Quando rimuovere la cartilagine del ginocchio usurato

L'artrosi del ginocchio coinvolge diverse fasce di popolazione, di tutte le età. Provocata da un'usura della cartilagine, una volta instaurata tende a cronicizzarsi e ad aggravarsi progressivamente: da un semplice rammollimento del tessuto cartilagineo che riveste l'articolazione, col tempo si passa a veri e propri «buchi» della cartilagine in zone sempre più ampie.
Capita di frequente che chi soffre di questa patologia si senta consigliare la cosiddetta «pulizia» del ginocchio in artroscopia, allo scopo di rimuovere la cartilagine usurata presente nell'articolazione.
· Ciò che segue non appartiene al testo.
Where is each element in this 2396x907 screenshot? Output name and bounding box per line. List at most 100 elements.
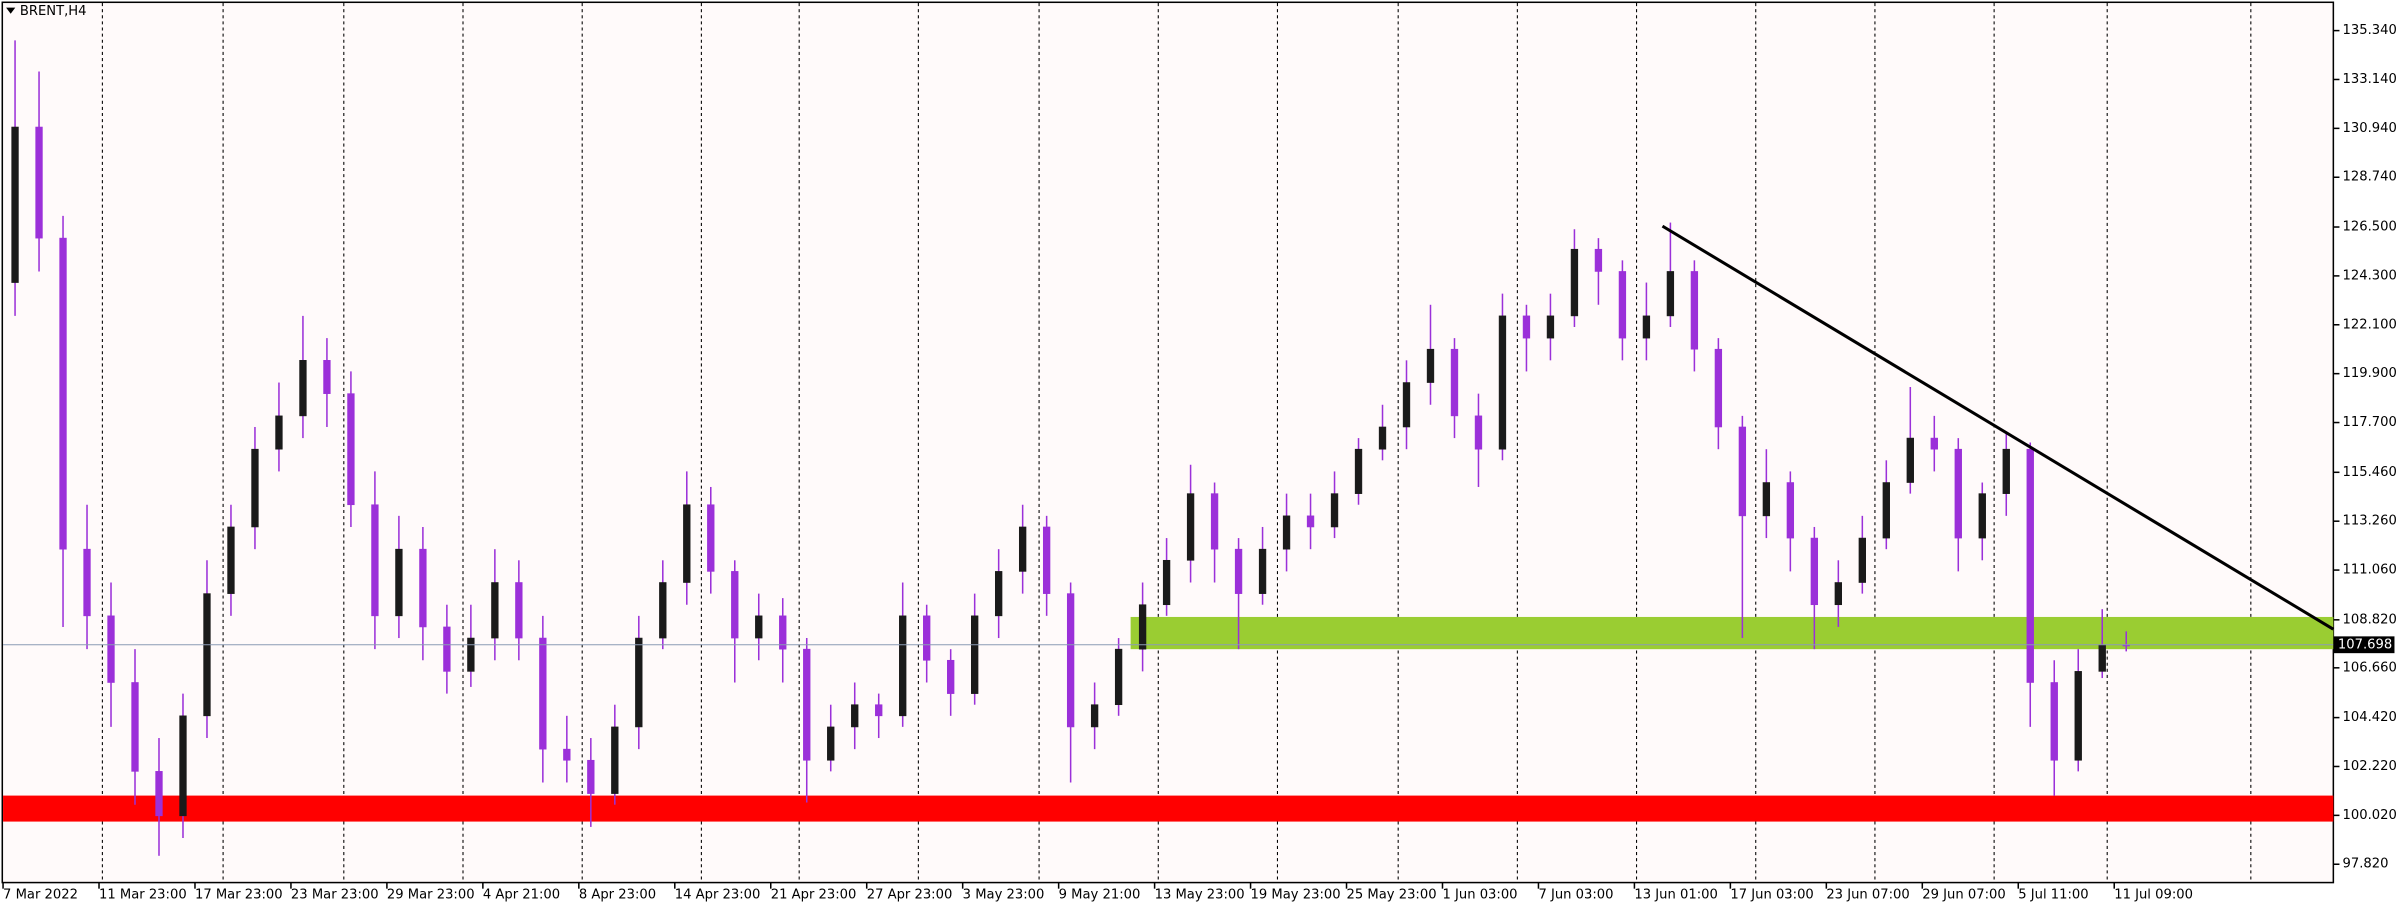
x-tick-label: 13 May 23:00 [1155, 887, 1245, 902]
candle-body [515, 582, 523, 639]
candle-body [1906, 437, 1914, 483]
y-tick-label: 108.820 [2343, 612, 2396, 627]
chart-title: BRENT,H4 [20, 4, 87, 19]
candle-body [299, 360, 307, 417]
candle-body [11, 126, 19, 283]
candle-body [1210, 493, 1219, 550]
candle-body [1258, 548, 1267, 594]
candle-body [1594, 248, 1603, 272]
candle-body [1282, 515, 1291, 550]
candle-body [275, 415, 283, 450]
candle-body [251, 448, 259, 528]
y-tick-label: 102.220 [2343, 759, 2396, 774]
candle-body [35, 126, 43, 239]
candle-body [1642, 315, 1651, 339]
x-tick-label: 8 Apr 23:00 [579, 887, 656, 902]
candle-body [2098, 644, 2106, 672]
candle-body [1138, 604, 1147, 650]
y-tick-label: 122.100 [2343, 317, 2396, 332]
candle-body [107, 615, 115, 683]
candle-body [347, 393, 355, 506]
x-tick-label: 13 Jun 01:00 [1634, 887, 1717, 902]
price-zone [3, 795, 2334, 822]
candle-body [827, 726, 835, 761]
y-tick-label: 133.140 [2343, 72, 2396, 87]
candle-body [779, 615, 787, 650]
candle-body [2050, 682, 2058, 761]
x-tick-label: 11 Jul 09:00 [2114, 887, 2193, 902]
y-tick-label: 97.820 [2343, 857, 2389, 872]
candle-body [83, 548, 91, 617]
menu-arrow[interactable] [6, 7, 16, 14]
x-tick-label: 25 May 23:00 [1347, 887, 1437, 902]
y-tick-label: 104.420 [2343, 710, 2396, 725]
candle-body [467, 637, 475, 672]
candle-body [971, 615, 979, 694]
candle-body [179, 715, 187, 817]
plot-area [1, 1, 2335, 884]
candle-body [1666, 271, 1675, 317]
candle-body [851, 704, 859, 728]
candle-body [1474, 415, 1483, 450]
candle-body [227, 526, 235, 594]
candle-body [1930, 437, 1938, 450]
candle-body [1090, 704, 1099, 728]
x-tick-label: 4 Apr 21:00 [483, 887, 560, 902]
x-tick-label: 23 Jun 07:00 [1826, 887, 1909, 902]
candle-body [539, 637, 547, 750]
y-tick-label: 128.740 [2343, 170, 2396, 185]
candle-body [1378, 426, 1387, 450]
candle-body [1714, 348, 1723, 428]
candle-body [1570, 248, 1579, 317]
x-tick-label: 27 Apr 23:00 [867, 887, 953, 902]
candle-body [1234, 548, 1243, 594]
candle-body [683, 504, 691, 583]
y-tick-label: 135.340 [2343, 23, 2396, 38]
candle-body [731, 571, 739, 639]
x-tick-label: 23 Mar 23:00 [291, 887, 379, 902]
candle-body [635, 637, 643, 728]
candle-body [1186, 493, 1195, 561]
y-tick-label: 115.460 [2343, 465, 2396, 480]
candle-body [1426, 348, 1435, 383]
candle-body [659, 582, 667, 639]
candle-body [59, 237, 67, 550]
x-tick-label: 21 Apr 23:00 [771, 887, 857, 902]
candle-body [1546, 315, 1555, 339]
candle-body [1018, 526, 1027, 572]
candle-body [1522, 315, 1531, 339]
candle-body [155, 771, 163, 817]
last-price-label: 107.698 [2338, 637, 2392, 652]
y-tick-label: 124.300 [2343, 268, 2396, 283]
y-tick-label: 100.020 [2343, 808, 2396, 823]
candle-body [1042, 526, 1051, 594]
x-tick-label: 9 May 21:00 [1059, 887, 1141, 902]
candle-body [899, 615, 907, 717]
candle-body [1402, 382, 1411, 428]
candle-body [1354, 448, 1363, 494]
candle-body [611, 726, 619, 794]
candle-body [1498, 315, 1507, 450]
y-tick-label: 119.900 [2343, 366, 2396, 381]
candle-body [1450, 348, 1459, 417]
candle-body [443, 626, 451, 672]
candle-body [1882, 482, 1890, 539]
candle-body [1738, 426, 1747, 517]
candle-body [1810, 537, 1819, 606]
x-tick-label: 29 Jun 07:00 [1922, 887, 2005, 902]
trend-line [1661, 224, 2335, 631]
candle-body [1762, 482, 1771, 517]
candle-body [395, 548, 403, 617]
candle-body [923, 615, 931, 661]
x-tick-label: 3 May 23:00 [963, 887, 1045, 902]
candle-body [131, 682, 139, 772]
candle-body [1162, 559, 1171, 606]
x-tick-label: 29 Mar 23:00 [387, 887, 475, 902]
price-zone [1130, 616, 2334, 650]
y-tick-label: 117.700 [2343, 415, 2396, 430]
candle-body [1954, 448, 1962, 539]
candle-body [323, 360, 331, 394]
candle-body [994, 571, 1003, 617]
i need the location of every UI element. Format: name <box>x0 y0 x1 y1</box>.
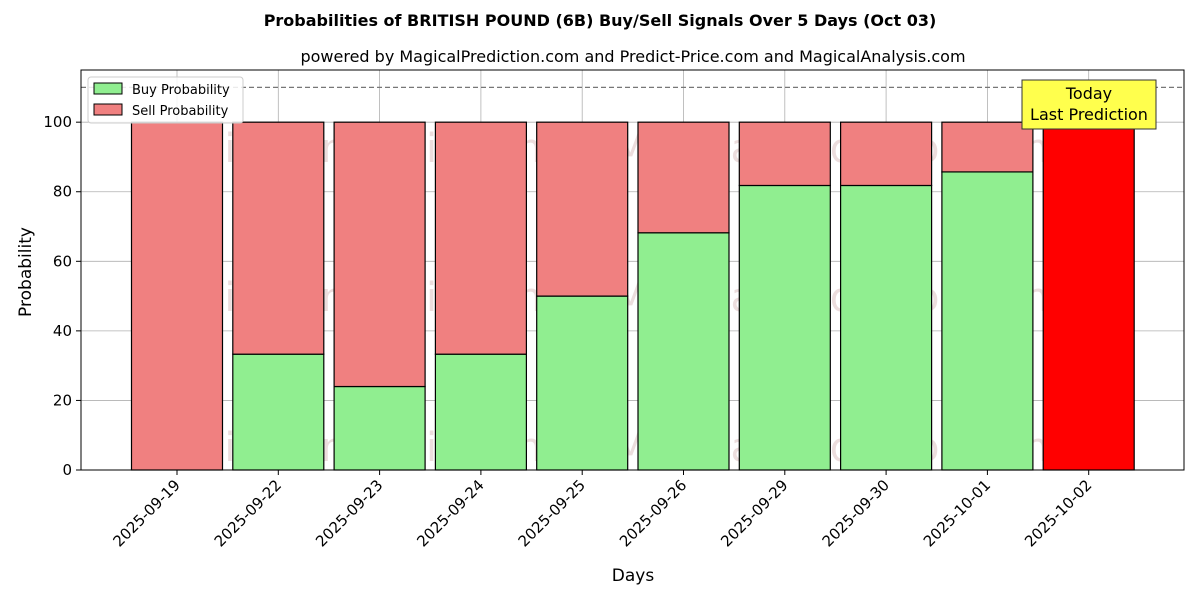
y-tick-label: 100 <box>43 113 72 131</box>
y-tick-label: 20 <box>53 391 72 409</box>
annotation-today: Today Last Prediction <box>1021 79 1157 130</box>
bar-buy-2025-09-29 <box>738 184 831 471</box>
x-tick-label: 2025-09-29 <box>717 476 791 550</box>
x-tick-label: 2025-09-24 <box>413 476 487 550</box>
x-tick-label: 2025-09-26 <box>616 476 690 550</box>
y-tick-label: 40 <box>53 322 72 340</box>
chart-subtitle: powered by MagicalPrediction.com and Pre… <box>300 47 965 66</box>
x-tick-label: 2025-09-22 <box>211 476 285 550</box>
x-tick-label: 2025-09-19 <box>109 476 183 550</box>
annotation-line-2: Last Prediction <box>1030 105 1148 124</box>
bar-buy-2025-09-23 <box>333 385 426 471</box>
annotation-line-1: Today <box>1065 84 1112 103</box>
bar-buy-2025-09-22 <box>232 353 325 471</box>
y-tick-label: 0 <box>62 461 72 479</box>
x-axis-label: Days <box>612 566 655 586</box>
legend-label-buy: Buy Probability <box>132 83 230 98</box>
bar-buy-2025-10-01 <box>941 171 1034 471</box>
x-tick-label: 2025-09-25 <box>515 476 589 550</box>
legend: Buy Probability Sell Probability <box>87 76 244 124</box>
legend-box <box>87 76 244 124</box>
bar-buy-2025-09-24 <box>434 353 527 471</box>
bar-buy-2025-09-25 <box>536 295 629 471</box>
legend-swatch-sell <box>93 103 123 116</box>
axes <box>80 69 1185 471</box>
x-tick-label: 2025-10-02 <box>1021 476 1095 550</box>
y-tick-label: 80 <box>53 183 72 201</box>
y-tick-label: 60 <box>53 252 72 270</box>
bars <box>130 121 1135 471</box>
legend-swatch-buy <box>93 82 123 95</box>
bar-sell-2025-09-25 <box>536 121 629 297</box>
plot-frame <box>80 69 1185 471</box>
annotation-box <box>1021 79 1157 130</box>
x-tick-label: 2025-09-23 <box>312 476 386 550</box>
x-tick-label: 2025-10-01 <box>920 476 994 550</box>
bar-sell-2025-09-23 <box>333 121 426 388</box>
x-tick-label: 2025-09-30 <box>819 476 893 550</box>
bar-sell-2025-09-26 <box>637 121 730 234</box>
bar-sell-2025-10-02 <box>1042 121 1135 471</box>
bar-sell-2025-09-22 <box>232 121 325 355</box>
bar-buy-2025-09-30 <box>839 184 933 471</box>
bar-buy-2025-09-26 <box>637 232 730 471</box>
bar-sell-2025-09-24 <box>434 121 527 355</box>
legend-label-sell: Sell Probability <box>132 104 229 119</box>
chart-title: Probabilities of BRITISH POUND (6B) Buy/… <box>264 11 937 30</box>
bar-sell-2025-10-01 <box>941 121 1034 173</box>
y-axis-label: Probability <box>16 227 36 317</box>
bar-sell-2025-09-19 <box>130 121 224 471</box>
bar-sell-2025-09-30 <box>839 121 933 187</box>
bar-sell-2025-09-29 <box>738 121 831 187</box>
Sull'utilità e l'effettiva necessità di questo intervento abbiamo chiesto un parere al dottor Domenico Brocchetta, primario del reparto di chirurgia protesica del ginocchio del Policlinico di Monza: «È un procedimento che, a dire la verità, mi lascia molto perplesso, a cominciare dalla terminologia utilizzata», osserva il chirurgo. «Ciò che viene definito “pulizia” del ginocchio consiste in realtà nel penetrare artroscopicamente nell'articolazione e, facendo uso di un apposito strumento a fresa (lo stesso che viene usato, per esempio, nell'intervento al menisco, per regolarizzarne il bordo), “grattare via” una parte della cartilagine usurata. Non si tratta quindi di un semplice “lavaggio”, come il paziente potrebbe essere indotto a credere, ma di un vero e proprio intervento sul tessuto cartilagineo. Specie quando viene eseguito ad una certa età, oltretutto, questo può risultare controproducente, sia perché viene tolta ulteriore cartilagine al tessuto già logorato dalla patologia, sia perché può favorire il subentrare di altre patologie (come l'osteonecrosi) che in molti casi portano alla necessità di un repentino impianto protesico.
La stessa artroscopia, del resto - strumento preziosissimo quando si tratta di indagare alterazioni del menisco, lesioni dei legamenti o determinati problemi della cartilagine - nei casi in cui il disturbo al ginocchio riguardi l'usura del tessuto cartilagineo non è sempre consigliabile, se il paziente ha superato i 65 anni. La situazione va valutata con cautela, caso per caso. Per quanto poco invasivo, infatti, si tratta pur sempre di un intervento chirurgico». Eppure molti pazienti affermano di aver notato un miglioramento dei sintomi proprio dopo un'artroscopia, come mai? «Succede perché, per effettuare l'artroscopia, viene introdotta nell'articolazione una soluzione fisiologica (in pratica, acqua sterile) al fine di dilatare i tessuti e rendere più chiara la visione alla sonda ottica», spiega Brocchetta. «In alcuni casi, questo passaggio di acqua va a rimuovere dei micro-corpuscoli di cartilagine usurata che giacevano nell'articolazione e che davano disturbo al paziente». Di fronte ad un paziente in età avanzata, quale esame può far capire se vale la pena oppure no procedere a un'artroscopia? «La risonanza magnetica, associata e integrata con una scrupolosa analisi clinica».